Cases like this one.

Kerri crouched and took a closer look at the vic’s face. With his chin to chest and body in a seated position, hands secured behind his back, ankles bound to the chair legs, it wasn’t easy to estimate time of death. Judging by the lividity in the downturned face and along what she could see of the throat, he’d been dead possibly ten hours or more. And he’d died exactly where he was, seated in this ladder-back chair in the stockroom of an establishment with deep roots in local history.

Kerri hadn’t met Walsh personally. She’d seen the news about him joining the DA’s office. The son of wealthy Bostonians. Harvard educated. After a stint clerking for the Massachusetts supreme judicial court, rather than go into practice in his father’s prestigious firm, he had accepted a position in Birmingham, Alabama.

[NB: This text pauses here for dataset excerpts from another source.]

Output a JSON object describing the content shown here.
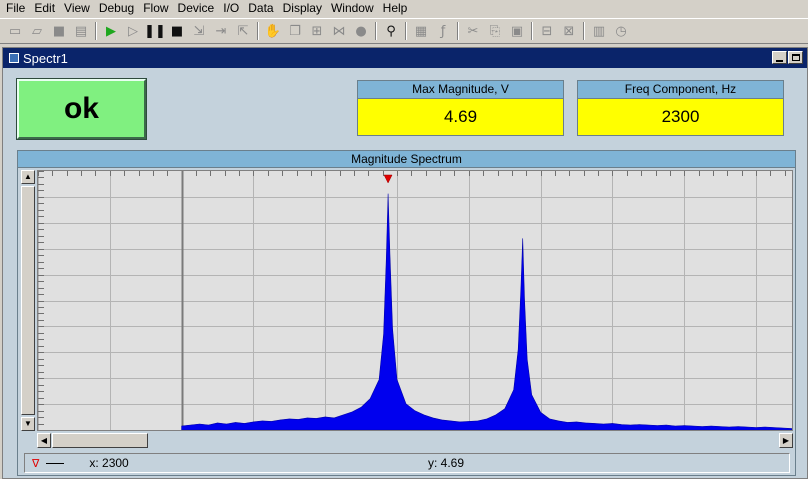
{
  "menu": {
    "items": [
      "File",
      "Edit",
      "View",
      "Debug",
      "Flow",
      "Device",
      "I/O",
      "Data",
      "Display",
      "Window",
      "Help"
    ]
  },
  "toolbar": {
    "groups": [
      [
        "new-icon",
        "open-icon",
        "save-icon",
        "print-icon"
      ],
      [
        "run-icon",
        "step-run-icon",
        "pause-icon",
        "stop-icon",
        "step-into-icon",
        "step-over-icon",
        "step-out-icon"
      ],
      [
        "hand-icon",
        "copy-block-icon",
        "connect-icon",
        "network-icon",
        "record-icon"
      ],
      [
        "binoculars-icon"
      ],
      [
        "properties-icon",
        "function-icon"
      ],
      [
        "cut-icon",
        "copy-icon",
        "paste-icon"
      ],
      [
        "align-icon",
        "distribute-icon"
      ],
      [
        "panel-icon",
        "clock-icon"
      ]
    ]
  },
  "window": {
    "title": "Spectr1"
  },
  "ok_button": {
    "label": "ok",
    "color": "#80f080"
  },
  "indicators": {
    "max_magnitude": {
      "label": "Max Magnitude, V",
      "value": "4.69"
    },
    "freq_component": {
      "label": "Freq Component, Hz",
      "value": "2300"
    }
  },
  "colors": {
    "indicator_bg": "#ffff00",
    "header_bg": "#7fb4d6",
    "spectrum_fill": "#0000ee",
    "marker": "#e00000"
  },
  "chart_data": {
    "type": "area",
    "title": "Magnitude Spectrum",
    "xlabel": "",
    "ylabel": "",
    "grid": true,
    "x": [
      0,
      100,
      200,
      300,
      400,
      500,
      600,
      700,
      800,
      900,
      1000,
      1100,
      1200,
      1300,
      1400,
      1500,
      1600,
      1700,
      1800,
      1900,
      2000,
      2100,
      2200,
      2250,
      2280,
      2300,
      2320,
      2350,
      2400,
      2500,
      2600,
      2700,
      2800,
      2900,
      3000,
      3100,
      3200,
      3300,
      3400,
      3500,
      3600,
      3700,
      3750,
      3780,
      3800,
      3820,
      3850,
      3900,
      4000,
      4100,
      4200,
      4300,
      4400,
      4500,
      4600,
      4700,
      4800,
      4900,
      5000,
      5100,
      5200,
      5300,
      5400,
      5500,
      5600,
      5700,
      5800,
      5900,
      6000,
      6100,
      6200,
      6300,
      6400,
      6500,
      6600,
      6700,
      6800
    ],
    "y": [
      0.08,
      0.1,
      0.12,
      0.1,
      0.14,
      0.12,
      0.15,
      0.13,
      0.16,
      0.18,
      0.17,
      0.2,
      0.22,
      0.21,
      0.24,
      0.23,
      0.26,
      0.24,
      0.3,
      0.36,
      0.45,
      0.62,
      1.0,
      1.9,
      3.4,
      4.69,
      3.5,
      2.0,
      1.0,
      0.52,
      0.38,
      0.3,
      0.24,
      0.2,
      0.18,
      0.16,
      0.17,
      0.18,
      0.22,
      0.3,
      0.42,
      0.8,
      1.6,
      2.8,
      3.8,
      2.6,
      1.4,
      0.7,
      0.35,
      0.22,
      0.18,
      0.15,
      0.16,
      0.14,
      0.13,
      0.12,
      0.13,
      0.11,
      0.1,
      0.11,
      0.1,
      0.09,
      0.1,
      0.08,
      0.09,
      0.08,
      0.07,
      0.08,
      0.07,
      0.06,
      0.07,
      0.06,
      0.05,
      0.06,
      0.05,
      0.04,
      0.03
    ],
    "xlim": [
      -1600,
      6800
    ],
    "ylim": [
      0,
      4.9
    ],
    "marker": {
      "x": 2300,
      "y": 4.69
    }
  },
  "cursor_readout": {
    "symbol": "∇",
    "x_text": "x: 2300",
    "y_text": "y: 4.69"
  }
}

According to the national and local media, it was a major coup for Birmingham and an up yours to his domineering father.

Now, a mere six months later, he was dead.

“What the hell did you get yourself into, Mr. Walsh?” she murmured before pushing to her feet. She turned to Falco. “One of us should let the LT know.”

Lieutenant Dontrelle Brooks was not going to be happy to hear the news. As with Walsh’s arrival in Birmingham, his abrupt departure would make national headlines. The theories about his death would get messy. Something else that usually went along with the sorts of cases assigned to their division.